А Кира разглядывала господина Иванова. У неё складывалось впечатление, что тот ничуть не изменился. Таким подтянуто-молодцеватым, с идеальной выправкой, она видела его в той своей – другой жизни. Но были и отличия. Этот господин Иванов отличался от того господина Иванова наличием нелепого фатовства, глупым бахвальством и чрезмерной самоуверенностью. О чём бы ни зашла беседа, он тут же бесцеремонно вмешивался, переводил её на себя любимого и никому не давал рта раскрыть, напористо излагая своё видение предмета разговора и ничуть не сомневаясь, что его мнение самое правильное. При этом он кривил рот в снисходительной усмешке и крутил и без того лихо закрученные усы. А когда Кира поймала на себе его липкий взгляд, ей стало совсем тошно. К тому же она в очередной раз попала впросак, поинтересовавшись, как идут дела на фронте.

–Осада Антверпена уже закончилась? – Кире вспомнился учебник истории, который был в её школьной библиотеке. Там, конечно, описывался ход Первой мировой войны, но не очень подробно. Она смутно помнила, что в октябре 1914 года немцы взяли Антверпен. Её вообще удивляло отсутствие в разговоре темы войны, словно это никого не касалось.

Все замолчали и уставились на неё.

–При чём тут Антверпен? – удивилась Софья Григорьевна.

–Но война же идёт? И Россия воюет? – в свою очередь удивилась Кира.

–С чего вы взяли, что Россия где-то воюет? – усмехнулся господин Иванов, – это кому же в голову может прийти бредовая идея с нами воевать?

–Но разве 1 августа Германия не объявила войну России? – понимая, что спрашивает зря, Кира смутилась и покраснела.

–Какая чушь! Что-то ты совсем, матушка, сегодня... – Софья Григорьевна не договорила, только кинула сердитый взгляд на Киру и отвернулась.

Софья Григорьевна была крайне недовольна: сначала эта возмутительная выходка Полины, надевшей без спроса чужое платье, а теперь ещё и девчонка с дурацкими вопросами отвлекает внимание обожаемого Гришеньки на себя – вон как он косит глазом в её сторону.

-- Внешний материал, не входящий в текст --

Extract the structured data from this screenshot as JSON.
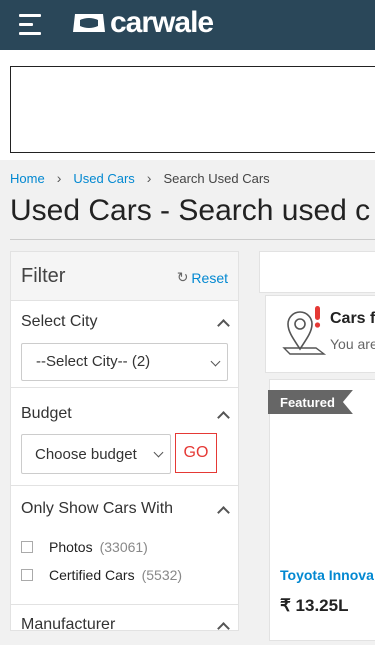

Кира уже поняла, что не стоит задавать лишних вопросов, и сидела, молча опустив голову. Но на этом неприятности не кончились. После обеда, когда все перешли в гостиную, Кира сбежала к себе. Она решила немедленно заняться "записной книжкой". Но тут без стука к ней вошёл Григорий Александрович.

–В чём дело?! – возмутилась Кира, – как вы смеете входить без стука?!

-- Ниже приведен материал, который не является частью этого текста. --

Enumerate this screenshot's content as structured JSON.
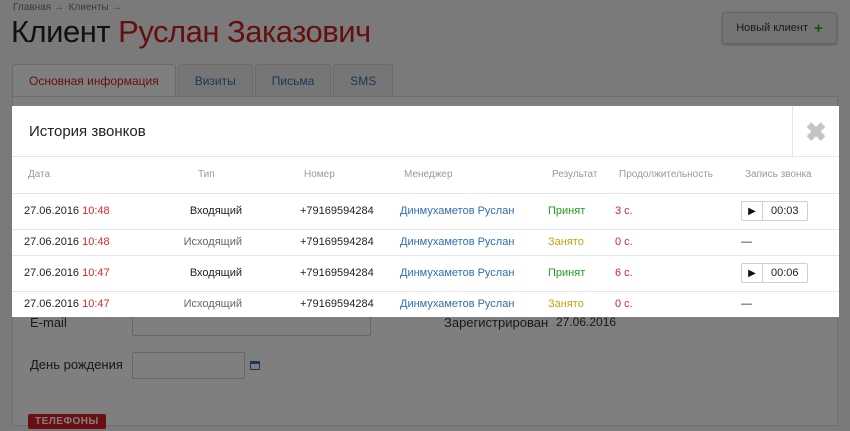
{
  "breadcrumb": {
    "home": "Главная →",
    "clients": "Клиенты →"
  },
  "page": {
    "title_prefix": "Клиент",
    "client_name": "Руслан Заказович"
  },
  "new_client_button": {
    "label": "Новый клиент",
    "icon": "plus-icon",
    "icon_glyph": "+"
  },
  "tabs": [
    {
      "label": "Основная информация",
      "active": true
    },
    {
      "label": "Визиты",
      "active": false
    },
    {
      "label": "Письма",
      "active": false
    },
    {
      "label": "SMS",
      "active": false
    }
  ],
  "form": {
    "email_label": "E-mail",
    "birthday_label": "День рождения",
    "registered_label": "Зарегистрирован",
    "registered_value": "27.06.2016"
  },
  "phones_badge": "ТЕЛЕФОНЫ",
  "modal": {
    "title": "История звонков",
    "close_glyph": "✖",
    "columns": [
      "Дата",
      "Тип",
      "Номер",
      "Менеджер",
      "Результат",
      "Продолжительность",
      "Запись звонка"
    ],
    "rows": [
      {
        "date": "27.06.2016",
        "time": "10:48",
        "type": "Входящий",
        "number": "+79169594284",
        "manager": "Динмухаметов Руслан",
        "result": "Принят",
        "result_color": "#1e9e1e",
        "duration": "3 с.",
        "recording": "00:03",
        "has_recording": true
      },
      {
        "date": "27.06.2016",
        "time": "10:48",
        "type": "Исходящий",
        "number": "+79169594284",
        "manager": "Динмухаметов Руслан",
        "result": "Занято",
        "result_color": "#c9a20a",
        "duration": "0 с.",
        "recording": "—",
        "has_recording": false
      },
      {
        "date": "27.06.2016",
        "time": "10:47",
        "type": "Входящий",
        "number": "+79169594284",
        "manager": "Динмухаметов Руслан",
        "result": "Принят",
        "result_color": "#1e9e1e",
        "duration": "6 с.",
        "recording": "00:06",
        "has_recording": true
      },
      {
        "date": "27.06.2016",
        "time": "10:47",
        "type": "Исходящий",
        "number": "+79169594284",
        "manager": "Динмухаметов Руслан",
        "result": "Занято",
        "result_color": "#c9a20a",
        "duration": "0 с.",
        "recording": "—",
        "has_recording": false
      }
    ],
    "play_icon": "play-icon",
    "play_glyph": "▶"
  }
}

–Ах-ах, какое негодование! Как пылают твои глазки! – он двинулся к ней и сделал попытку схватить её. Кира отскочила:

–Немедленно убирайтесь! – прошипела она.

–Ну-ну, хватит притворяться! Ты же глаз с меня не сводила всё это время. Что ж теперь-то кочевряжиться? – и он поймал её руку.

Но дверь распахнулась, и на пороге появилась Софья Григорьевна:

–Так я и знала, – гневно заявила она, – Полина, иди сюда! Посмотри, что устроила твоя дорогая племянница!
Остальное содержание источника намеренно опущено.